Trump hat in einem Beitrag in seinem eigenen Social-Media-Netzwerk die Entscheidung von Facebook, sein Konto zu sperren, gesprengt, als er seine eigene Website Truth Social lobte.

„FACEBOOK, das Milliarden von Dollar an Wert verloren hat, seit es Ihren Lieblingspräsidenten, mich, „deplatformiert“ hat, hat gerade angekündigt, dass sie mein Konto wieder aktivieren. So etwas sollte nie wieder einem amtierenden Präsidenten oder irgendjemand anderem passieren, der es nicht verdient der Vergeltung!” er schrieb.

Trump durfte auch wieder auf Twitter, nachdem Elon Musk das Social-Media-Unternehmen übernommen hatte. Allerdings hat er in letzter Zeit keine der beiden Plattformen mehr genutzt und postet lieber auf Truth Social, seinem eigenen Social-Media-Netzwerk. (Leah Millis/Reuters)

‘Ein Disaster’

Er wurde am 7. Januar suspendiert, einen Tag nach dem tödlichen Aufstand von 2021. Andere Social-Media-Unternehmen haben ihn ebenfalls von ihren Plattformen geworfen, obwohl er kürzlich wieder auf Twitter eingestellt wurde, nachdem Elon Musk das Unternehmen übernommen hatte. Er hat seit seiner Wiedereinstellung nicht mehr getwittert.

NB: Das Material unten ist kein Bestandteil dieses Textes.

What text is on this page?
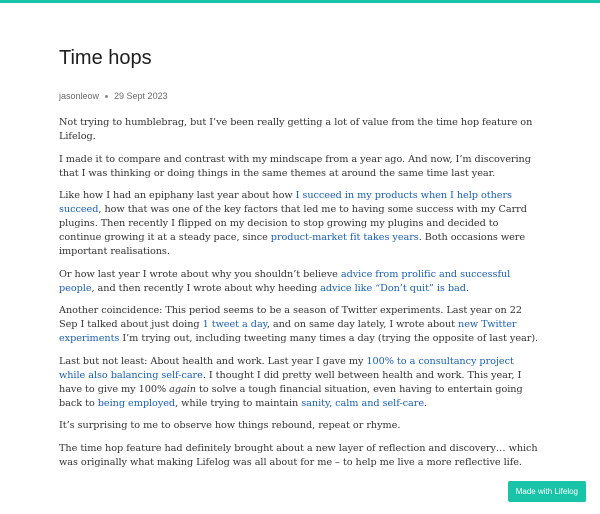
Time hops
jasonleow 29 Sept 2023

Not trying to humblebrag, but I’ve been really getting a lot of value from the time hop feature on Lifelog.

I made it to compare and contrast with my mindscape from a year ago. And now, I’m discovering that I was thinking or doing things in the same themes at around the same time last year.

Like how I had an epiphany last year about how I succeed in my products when I help others succeed, how that was one of the key factors that led me to having some success with my Carrd plugins. Then recently I flipped on my decision to stop growing my plugins and decided to continue growing it at a steady pace, since product-market fit takes years. Both occasions were important realisations.

Or how last year I wrote about why you shouldn’t believe advice from prolific and successful people, and then recently I wrote about why heeding advice like “Don’t quit” is bad.

Another coincidence: This period seems to be a season of Twitter experiments. Last year on 22 Sep I talked about just doing 1 tweet a day, and on same day lately, I wrote about new Twitter experiments I’m trying out, including tweeting many times a day (trying the opposite of last year).

Last but not least: About health and work. Last year I gave my 100% to a consultancy project while also balancing self-care. I thought I did pretty well between health and work. This year, I have to give my 100% again to solve a tough financial situation, even having to entertain going back to being employed, while trying to maintain sanity, calm and self-care.

It’s surprising to me to observe how things rebound, repeat or rhyme.

The time hop feature had definitely brought about a new layer of reflection and discovery… which was originally what making Lifelog was all about for me – to help me live a more reflective life.

Made with Lifelog
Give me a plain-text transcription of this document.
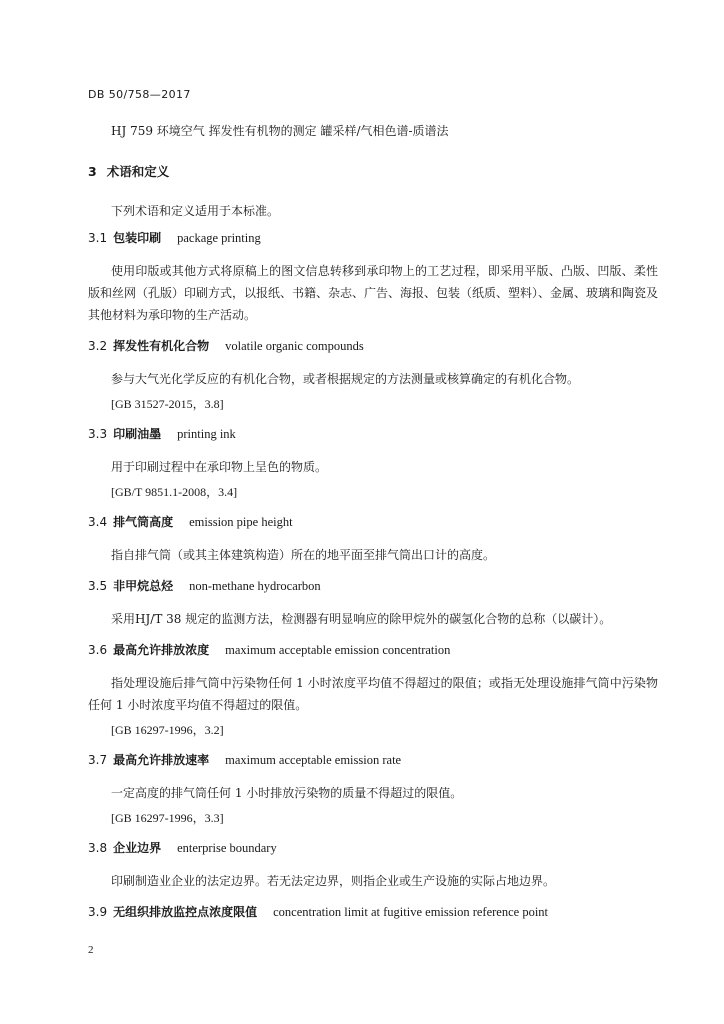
DB 50/758—2017
HJ 759 环境空气 挥发性有机物的测定 罐采样/气相色谱-质谱法
3 术语和定义
下列术语和定义适用于本标准。
3.1 包装印刷 package printing

使用印版或其他方式将原稿上的图文信息转移到承印物上的工艺过程，即采用平版、凸版、凹版、柔性版和丝网（孔版）印刷方式，以报纸、书籍、杂志、广告、海报、包装（纸质、塑料）、金属、玻璃和陶瓷及其他材料为承印物的生产活动。

3.2 挥发性有机化合物 volatile organic compounds

参与大气光化学反应的有机化合物，或者根据规定的方法测量或核算确定的有机化合物。

[GB 31527-2015，3.8]
3.3 印刷油墨 printing ink

用于印刷过程中在承印物上呈色的物质。

[GB/T 9851.1-2008，3.4]
3.4 排气筒高度 emission pipe height

指自排气筒（或其主体建筑构造）所在的地平面至排气筒出口计的高度。

3.5 非甲烷总烃 non-methane hydrocarbon

采用HJ/T 38 规定的监测方法，检测器有明显响应的除甲烷外的碳氢化合物的总称（以碳计）。

3.6 最高允许排放浓度 maximum acceptable emission concentration

指处理设施后排气筒中污染物任何 1 小时浓度平均值不得超过的限值；或指无处理设施排气筒中污染物任何 1 小时浓度平均值不得超过的限值。

[GB 16297-1996，3.2]
3.7 最高允许排放速率 maximum acceptable emission rate

一定高度的排气筒任何 1 小时排放污染物的质量不得超过的限值。

[GB 16297-1996，3.3]
3.8 企业边界 enterprise boundary

印刷制造业企业的法定边界。若无法定边界，则指企业或生产设施的实际占地边界。

3.9 无组织排放监控点浓度限值 concentration limit at fugitive emission reference point
2
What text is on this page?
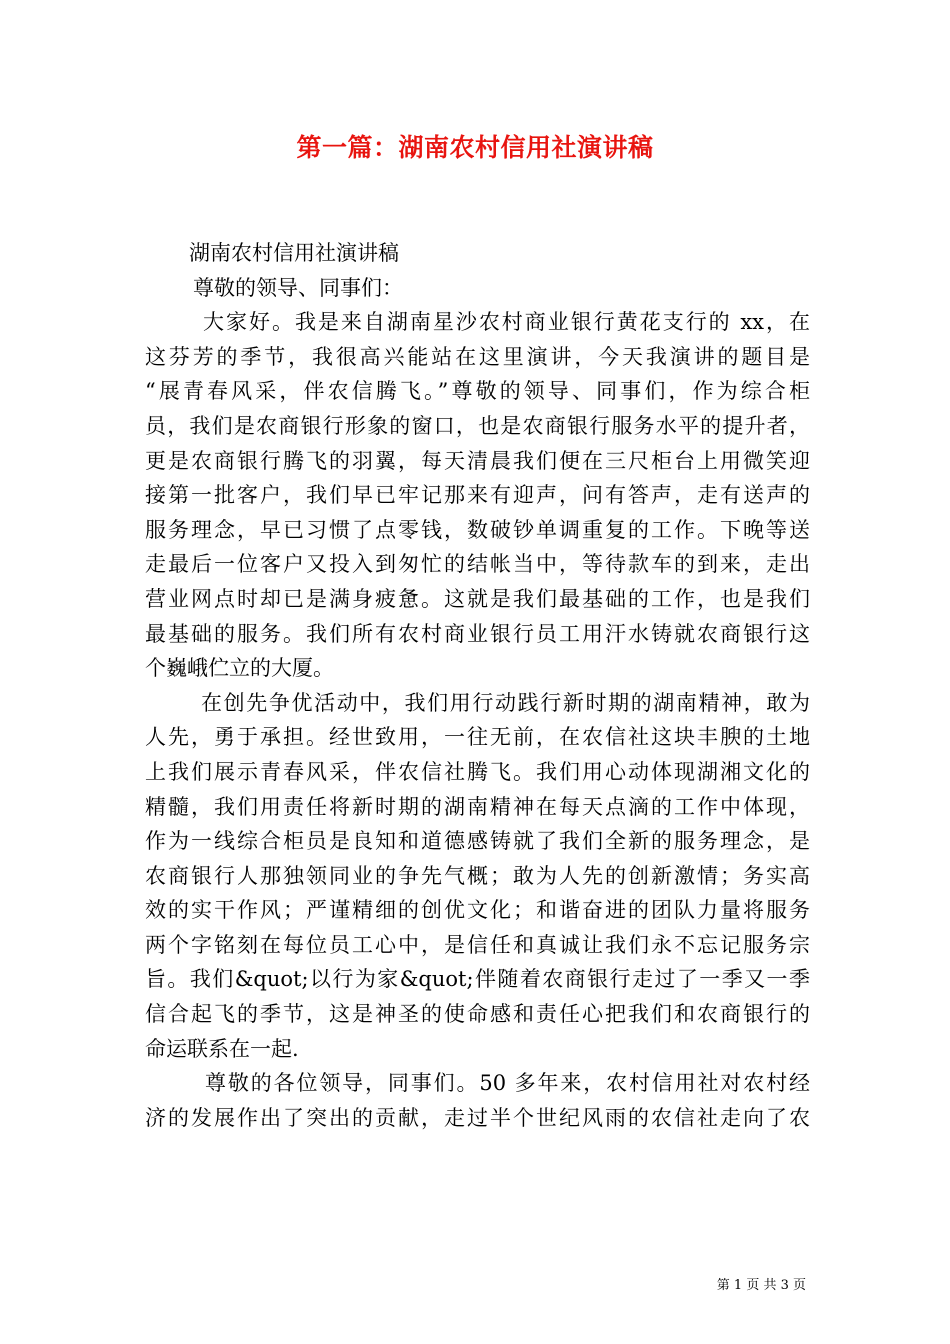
第一篇：湖南农村信用社演讲稿
湖南农村信用社演讲稿
尊敬的领导、同事们：
大家好。我是来自湖南星沙农村商业银行黄花支行的 xx，在
这芬芳的季节，我很高兴能站在这里演讲，今天我演讲的题目是
“展青春风采，伴农信腾飞。”尊敬的领导、同事们，作为综合柜
员，我们是农商银行形象的窗口，也是农商银行服务水平的提升者，
更是农商银行腾飞的羽翼，每天清晨我们便在三尺柜台上用微笑迎
接第一批客户，我们早已牢记那来有迎声，问有答声，走有送声的
服务理念，早已习惯了点零钱，数破钞单调重复的工作。下晚等送
走最后一位客户又投入到匆忙的结帐当中，等待款车的到来，走出
营业网点时却已是满身疲惫。这就是我们最基础的工作，也是我们
最基础的服务。我们所有农村商业银行员工用汗水铸就农商银行这
个巍峨伫立的大厦。
在创先争优活动中，我们用行动践行新时期的湖南精神，敢为
人先，勇于承担。经世致用，一往无前，在农信社这块丰腴的土地
上我们展示青春风采，伴农信社腾飞。我们用心动体现湖湘文化的
精髓，我们用责任将新时期的湖南精神在每天点滴的工作中体现，
作为一线综合柜员是良知和道德感铸就了我们全新的服务理念，是
农商银行人那独领同业的争先气概；敢为人先的创新激情；务实高
效的实干作风；严谨精细的创优文化；和谐奋进的团队力量将服务
两个字铭刻在每位员工心中，是信任和真诚让我们永不忘记服务宗
旨。我们&quot;以行为家&quot;伴随着农商银行走过了一季又一季
信合起飞的季节，这是神圣的使命感和责任心把我们和农商银行的
命运联系在一起.
尊敬的各位领导，同事们。50 多年来，农村信用社对农村经
济的发展作出了突出的贡献，走过半个世纪风雨的农信社走向了农
第 1 页 共 3 页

Bürgerrechtsgruppen und andere verurteilten Metas Schritt schnell.

„Trump wieder auf Facebook zu lassen, sendet ein Signal an andere Persönlichkeiten mit großem Online-Publikum, dass sie die Regeln ohne dauerhafte Konsequenzen brechen könnten“, sagte Heidi Beirich, Gründerin des Global Project Against Hate and Extremism und Mitglied einer Gruppe namens Real Facebook Aufsichtsbehörde, die die Bemühungen der Plattform kritisiert hat.

“Ich bin nicht überrascht, aber es ist eine Katastrophe”, sagte Beirich. „Facebook hat Trump Schlupflöcher geschaffen, durch die er gegangen ist. Er hat auf Facebook einen Aufstand angezettelt. Und jetzt ist er zurück.“

Clegg sagte, dass Trump angesichts seiner früheren Verstöße nun mit höheren Strafen für Wiederholungstäter rechnen muss. Solche Strafen „werden für andere Persönlichkeiten des öffentlichen Lebens gelten, deren Konten nach Sperrungen im Zusammenhang mit zivilen Unruhen gemäß unserem aktualisierten Protokoll wiederhergestellt werden“.

Wenn Trump – oder irgendjemand anderes – Material postet, das nicht gegen die Regeln von Facebook verstößt, aber anderweitig schädlich ist und zu Ereignissen wie dem Aufstand vom 6. Januar führen könnte, sagt Meta, dass es es nicht entfernen wird, aber seine Reichweite einschränken wird. Dazu gehört das Loben der QAnon-Verschwörungstheorie oder der Versuch, eine bevorstehende Wahl zu delegitimieren.